L’IA apprend de nos comportements et de nos biais
En France, peu d’entreprises cherchent à corriger les erreurs de l’intelligence artificielle en matière de sélection des profils. “Ces machines apprennent de nous, elles sont notre reflet”, résume Jean-Philippe Desbiolles, vice-président et chargé de la gestion de l’IA chez IBM France. Au quotidien, l’ingénieur s’entoure de personnes de milieux sociaux très différents, ayant suivi des parcours universitaires qui ne se ressemblent pas pour que l’IA soit la plus inclusive possible et prennent des décisions aussi équitables que possible.
Concrètement, comment les entreprises peuvent-elles mettre en place un climat inclusif ? Diego Ferri donne l’exemple de Nokia qui a lancé deux programmes à destination de ses salarié.e.s : l’un s’attache à développer une culture inclusive, une culture de safe space, l’autre forme au leadership des personnes de la communauté LGBTQ+ pour créer des rôles modèles.
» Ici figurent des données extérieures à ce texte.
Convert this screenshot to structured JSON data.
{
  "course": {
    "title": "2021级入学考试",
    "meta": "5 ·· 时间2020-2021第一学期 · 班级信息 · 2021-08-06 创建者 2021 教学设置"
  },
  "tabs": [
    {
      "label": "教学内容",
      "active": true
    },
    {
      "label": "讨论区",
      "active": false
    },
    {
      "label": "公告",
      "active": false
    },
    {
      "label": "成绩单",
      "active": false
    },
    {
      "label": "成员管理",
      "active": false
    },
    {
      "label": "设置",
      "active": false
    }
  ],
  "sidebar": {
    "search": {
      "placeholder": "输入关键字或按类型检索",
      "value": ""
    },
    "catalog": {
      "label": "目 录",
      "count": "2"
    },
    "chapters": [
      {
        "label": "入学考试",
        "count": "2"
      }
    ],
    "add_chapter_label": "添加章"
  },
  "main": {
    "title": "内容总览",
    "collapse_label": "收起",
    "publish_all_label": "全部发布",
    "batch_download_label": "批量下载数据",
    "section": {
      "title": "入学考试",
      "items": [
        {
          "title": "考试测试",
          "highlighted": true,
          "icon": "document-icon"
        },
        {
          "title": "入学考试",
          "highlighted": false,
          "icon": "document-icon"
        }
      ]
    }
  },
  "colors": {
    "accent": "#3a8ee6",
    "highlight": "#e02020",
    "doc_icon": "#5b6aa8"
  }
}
IBM engagé en faveur de la diversité du recrutement
Chez IBM, la diversité est au cœur de la stratégie RH. “On recrute des équipes pour créer des lignes de codes à l’image de la société”, explique Jean-Philippe Desbiolles. En ce moment, il travaille sur une technologie open-source “AI Fairness 360” qui identifie les biais dans les lignes de codes et les corrige.
En plus de cette intelligence artificielle “non biaisée”, IBM s’engage à former des étudiant.e.s de la seconde au BTS, à travers ses écoles P-tech. Ce dispositif assure à cette entreprise une diversité de profils dans ses futures équipes et des lignes de codes plus respectueuses et moins discriminantes.
Pour se montrer inclusive, une entreprise doit aussi l’être dans sa communication externe, dans les messages qu’elle véhicule à ses clients. “Depuis nos débuts, les imprimés de nos produits sont non genrés. Dans nos publicités, les parents sont aussi bien des couples homosexuels qu’hétérosexuels. Ce mode de communication nous l’avons imposé dans une industrie qui repose beaucoup sur les stéréotypes de genre”, informe Carole Juge-Llewellyn, la fondatrice de Joone. Depuis peu, la marque s’adresse à un public adolescent “en train de se définir” et propose une gamme genderless.
Faire pression sur le monde de la Tech
Même s’il est clair que les entreprises inclusives sont plus performantes tant sur le plan social que financier, la Tech peine à s’ouvrir sur le monde et sa diversité. Comment faire pression sur ce secteur pour qu’il se décide à recruter autrement ?
“Et si la diversité était un des critères d’accès à la French Tech 120 ?”, propose la CEO de Joone. Les différents interlocuteurs semblent presque du même avis : seuls les indicateurs permettent de faire pression sur les politiques RH. “Si une entreprise est félicitée pour son recrutement, plus de talents voudront la rejoindre”, assure-t-elle. Et d’ajouter : “on attend aussi que le droit social nous suive, qu’il évolue dans le sens de la diversité”. Aujourd’hui, quand Joone accorde un congé deuxième parent (28 jours) à une femme homosexuelle, “on viole la loi au quotidien”.
En complément, Diego Ferri indique qu’aux États-Unis, la loi, les labels ou encore les réglementations incitent les dirigeant.e.s à prendre leurs responsabilités et à embaucher des profils variés.
Amélie Juge, fondatrice de Elaia et chargée de projet chez Sista VC invite les jeunes sociétés à prendre conscience de l’impératif de l’inclusion en effectuant un reporting sur son niveau de diversité. En parallèle, les fonds deviennent de plus en plus soucieux de la composition des équipes des start-up dans lesquelles ils investissent. Parce qu’ils ont compris que la diversité est créatrice de valeurs, de performances. D’après une étude du BCG, la différence en matière de performance économique entre une entreprise inclusive et une entreprise non inclusive est de 9 points de marge.
Pour conclure, Diego Ferri ajoute que le monde de la Tech est voué à s’ouvrir grâce à l’influence du design (et de sa capacité à inclure). De plus en plus de personnes – peu importe leur niveau d’études – pourront entreprendre, créer des prototypes, participer à la créations de nouveaux produits numériques sans avoir un diplôme d’ingénieur.